Tohum

Fotoğraflar: Güven Kebeci

Bir yere ait olmak. Kendini oralı ya da buralı ifade etmenin çok ötesinde bir kavram. Ait olduğunu düşündüğün yerdeki bir ev, bir ağaç, bir toprak, canlı ya da herhangi bir obje ile bağ kurmak. Belki kendini de nesnelleştirmek. Uygulanan bilinçli politikalar insanları doğdukları, ait oldukları coğrafyadan koparıyor. Peki, zaten bu kentlerde doğmuş olanlar için durum farklı mı? Yaklaşık yirmi yıl önce başlayan ve her yıl şiddetlenerek gelen “Kentsel Dönüşüm” politikaları, neredeyse mevcut tüm kent merkezlerinin çehresini değiştirdi.
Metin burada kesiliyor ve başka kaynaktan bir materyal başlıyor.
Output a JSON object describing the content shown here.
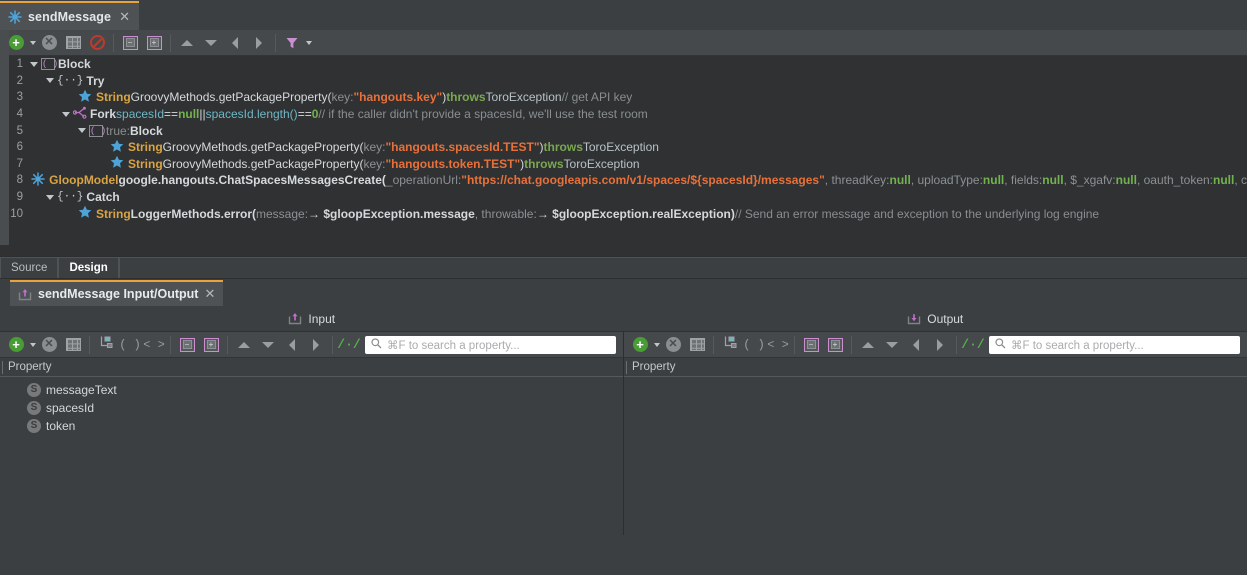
{
  "editor_tab": {
    "title": "sendMessage",
    "icon": "splat-icon",
    "close": "✕"
  },
  "top_toolbar": {
    "buttons": [
      {
        "name": "add-node-button",
        "icon": "green-plus-circle",
        "label": "+"
      },
      {
        "name": "add-node-dropdown",
        "icon": "caret-down-icon"
      },
      {
        "name": "delete-node-button",
        "icon": "grey-x-circle",
        "label": "✕"
      },
      {
        "name": "grid-view-button",
        "icon": "grid-icon"
      },
      {
        "name": "disable-node-button",
        "icon": "ban-icon"
      },
      {
        "name": "collapse-all-button",
        "icon": "collapse-box-icon",
        "label": "−"
      },
      {
        "name": "expand-all-button",
        "icon": "expand-box-icon",
        "label": "+"
      },
      {
        "name": "move-up-button",
        "icon": "triangle-up-icon"
      },
      {
        "name": "move-down-button",
        "icon": "triangle-down-icon"
      },
      {
        "name": "move-left-button",
        "icon": "triangle-left-icon"
      },
      {
        "name": "move-right-button",
        "icon": "triangle-right-icon"
      },
      {
        "name": "filter-button",
        "icon": "funnel-icon"
      },
      {
        "name": "filter-dropdown",
        "icon": "caret-down-icon"
      }
    ]
  },
  "code": {
    "lines": [
      {
        "num": "1",
        "indent": 0,
        "arrow": true,
        "icon": "block-bracket-icon",
        "tokens": [
          {
            "text": "Block",
            "cls": "id bold"
          }
        ]
      },
      {
        "num": "2",
        "indent": 1,
        "arrow": true,
        "icon": "braces-icon",
        "tokens": [
          {
            "text": "Try",
            "cls": "id bold"
          }
        ]
      },
      {
        "num": "3",
        "indent": 3,
        "arrow": false,
        "icon": "star-icon",
        "tokens": [
          {
            "text": "String ",
            "cls": "kw-type bold"
          },
          {
            "text": "GroovyMethods.getPackageProperty(",
            "cls": "id"
          },
          {
            "text": " key:",
            "cls": "param"
          },
          {
            "text": " \"hangouts.key\"",
            "cls": "str bold"
          },
          {
            "text": " )",
            "cls": "id"
          },
          {
            "text": " throws",
            "cls": "kw-throws bold"
          },
          {
            "text": " ToroException",
            "cls": "exc"
          },
          {
            "text": " // get API key",
            "cls": "cmt"
          }
        ]
      },
      {
        "num": "4",
        "indent": 2,
        "arrow": true,
        "icon": "fork-icon",
        "tokens": [
          {
            "text": "Fork ",
            "cls": "id bold"
          },
          {
            "text": "spacesId",
            "cls": "cond"
          },
          {
            "text": " == ",
            "cls": "id"
          },
          {
            "text": "null",
            "cls": "nullv bold"
          },
          {
            "text": " || ",
            "cls": "id"
          },
          {
            "text": "spacesId.length()",
            "cls": "cond"
          },
          {
            "text": " == ",
            "cls": "id"
          },
          {
            "text": "0",
            "cls": "nullv bold"
          },
          {
            "text": " // if the caller didn't provide a spacesId, we'll use the test room",
            "cls": "cmt"
          }
        ]
      },
      {
        "num": "5",
        "indent": 3,
        "arrow": true,
        "icon": "block-bracket-icon",
        "tokens": [
          {
            "text": "true: ",
            "cls": "cmt"
          },
          {
            "text": "Block",
            "cls": "id bold"
          }
        ]
      },
      {
        "num": "6",
        "indent": 5,
        "arrow": false,
        "icon": "star-icon",
        "tokens": [
          {
            "text": "String ",
            "cls": "kw-type bold"
          },
          {
            "text": "GroovyMethods.getPackageProperty(",
            "cls": "id"
          },
          {
            "text": " key:",
            "cls": "param"
          },
          {
            "text": " \"hangouts.spacesId.TEST\"",
            "cls": "str bold"
          },
          {
            "text": " )",
            "cls": "id"
          },
          {
            "text": " throws",
            "cls": "kw-throws bold"
          },
          {
            "text": " ToroException",
            "cls": "exc"
          }
        ]
      },
      {
        "num": "7",
        "indent": 5,
        "arrow": false,
        "icon": "star-icon",
        "tokens": [
          {
            "text": "String ",
            "cls": "kw-type bold"
          },
          {
            "text": "GroovyMethods.getPackageProperty(",
            "cls": "id"
          },
          {
            "text": " key:",
            "cls": "param"
          },
          {
            "text": " \"hangouts.token.TEST\"",
            "cls": "str bold"
          },
          {
            "text": " )",
            "cls": "id"
          },
          {
            "text": " throws",
            "cls": "kw-throws bold"
          },
          {
            "text": " ToroException",
            "cls": "exc"
          }
        ]
      },
      {
        "num": "8",
        "indent": 1,
        "arrow": false,
        "icon": "splat-icon",
        "tokens": [
          {
            "text": "GloopModel ",
            "cls": "kw-type bold"
          },
          {
            "text": "google.hangouts.ChatSpacesMessagesCreate(",
            "cls": "id bold"
          },
          {
            "text": " _operationUrl:",
            "cls": "param"
          },
          {
            "text": " \"https://chat.googleapis.com/v1/spaces/${spacesId}/messages\"",
            "cls": "str bold"
          },
          {
            "text": ", threadKey:",
            "cls": "param"
          },
          {
            "text": " null",
            "cls": "nullv bold"
          },
          {
            "text": ", uploadType:",
            "cls": "param"
          },
          {
            "text": " null",
            "cls": "nullv bold"
          },
          {
            "text": ", fields:",
            "cls": "param"
          },
          {
            "text": " null",
            "cls": "nullv bold"
          },
          {
            "text": ", $_xgafv:",
            "cls": "param"
          },
          {
            "text": " null",
            "cls": "nullv bold"
          },
          {
            "text": ", oauth_token:",
            "cls": "param"
          },
          {
            "text": " null",
            "cls": "nullv bold"
          },
          {
            "text": ", c",
            "cls": "param"
          }
        ]
      },
      {
        "num": "9",
        "indent": 1,
        "arrow": true,
        "icon": "braces-icon",
        "tokens": [
          {
            "text": "Catch",
            "cls": "id bold"
          }
        ]
      },
      {
        "num": "10",
        "indent": 3,
        "arrow": false,
        "icon": "star-icon",
        "tokens": [
          {
            "text": "String ",
            "cls": "kw-type bold"
          },
          {
            "text": "LoggerMethods.error(",
            "cls": "id bold"
          },
          {
            "text": " message:",
            "cls": "param"
          },
          {
            "text": " → $gloopException.message",
            "cls": "id bold"
          },
          {
            "text": ", throwable:",
            "cls": "param"
          },
          {
            "text": " → $gloopException.realException",
            "cls": "id bold"
          },
          {
            "text": " )",
            "cls": "id bold"
          },
          {
            "text": " // Send an error message and exception to the underlying log engine",
            "cls": "cmt"
          }
        ]
      }
    ]
  },
  "source_design": {
    "source_label": "Source",
    "design_label": "Design",
    "active": "Design"
  },
  "io_tab": {
    "title": "sendMessage Input/Output",
    "icon": "input-output-icon",
    "close": "✕"
  },
  "io_header": {
    "input_label": "Input",
    "output_label": "Output",
    "input_icon": "input-arrow-icon",
    "output_icon": "output-arrow-icon"
  },
  "io_toolbar": {
    "buttons": [
      {
        "name": "add-property-button",
        "icon": "green-plus-circle",
        "label": "+"
      },
      {
        "name": "add-property-dropdown",
        "icon": "caret-down-icon"
      },
      {
        "name": "delete-property-button",
        "icon": "grey-x-circle",
        "label": "✕"
      },
      {
        "name": "grid-view-button",
        "icon": "grid-icon"
      },
      {
        "name": "model-tree-button",
        "icon": "model-tree-icon"
      },
      {
        "name": "parens-button",
        "icon": "parentheses-icon",
        "label": "( )"
      },
      {
        "name": "angle-brackets-button",
        "icon": "angle-brackets-icon",
        "label": "< >"
      },
      {
        "name": "collapse-all-button",
        "icon": "collapse-box-icon",
        "label": "−"
      },
      {
        "name": "expand-all-button",
        "icon": "expand-box-icon",
        "label": "+"
      },
      {
        "name": "move-up-button",
        "icon": "triangle-up-icon"
      },
      {
        "name": "move-down-button",
        "icon": "triangle-down-icon"
      },
      {
        "name": "move-left-button",
        "icon": "triangle-left-icon"
      },
      {
        "name": "move-right-button",
        "icon": "triangle-right-icon"
      },
      {
        "name": "toggle-comments-button",
        "icon": "double-slash-icon",
        "label": "/·/"
      }
    ]
  },
  "input_panel": {
    "search_placeholder": "⌘F to search a property...",
    "search_value": "",
    "search_icon": "search-icon",
    "column_header": "Property",
    "rows": [
      {
        "icon": "string-type-icon",
        "icon_letter": "S",
        "name": "messageText"
      },
      {
        "icon": "string-type-icon",
        "icon_letter": "S",
        "name": "spacesId"
      },
      {
        "icon": "string-type-icon",
        "icon_letter": "S",
        "name": "token"
      }
    ]
  },
  "output_panel": {
    "search_placeholder": "⌘F to search a property...",
    "search_value": "",
    "search_icon": "search-icon",
    "column_header": "Property",
    "rows": []
  },
  "colors": {
    "accent": "#e8a33d",
    "background": "#3c3f41",
    "editor_background": "#2f3133",
    "toolbar": "#46494b",
    "string": "#e8713a",
    "type": "#d9a443",
    "keyword": "#7aa84f",
    "null": "#72b34e",
    "comment": "#8a8e90",
    "condition": "#6fb7c4",
    "star": "#4ea3d8",
    "green_add": "#4a9c36",
    "pink_border": "#c98fd0"
  }
}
Doğup büyüdüğümüz mahalle aynı mahalle değil. Çocukluk arkadaşları, sizi koruyup kollayan mahalle büyükleri artık yok. Kendinizi oraya ait hissetmenizi sağlayan hiç bir şey kalmadı geride. Hayatımızdan çıkan her insan, obje, yapı ile birlikte hatıralarımız da siliniyor aslında.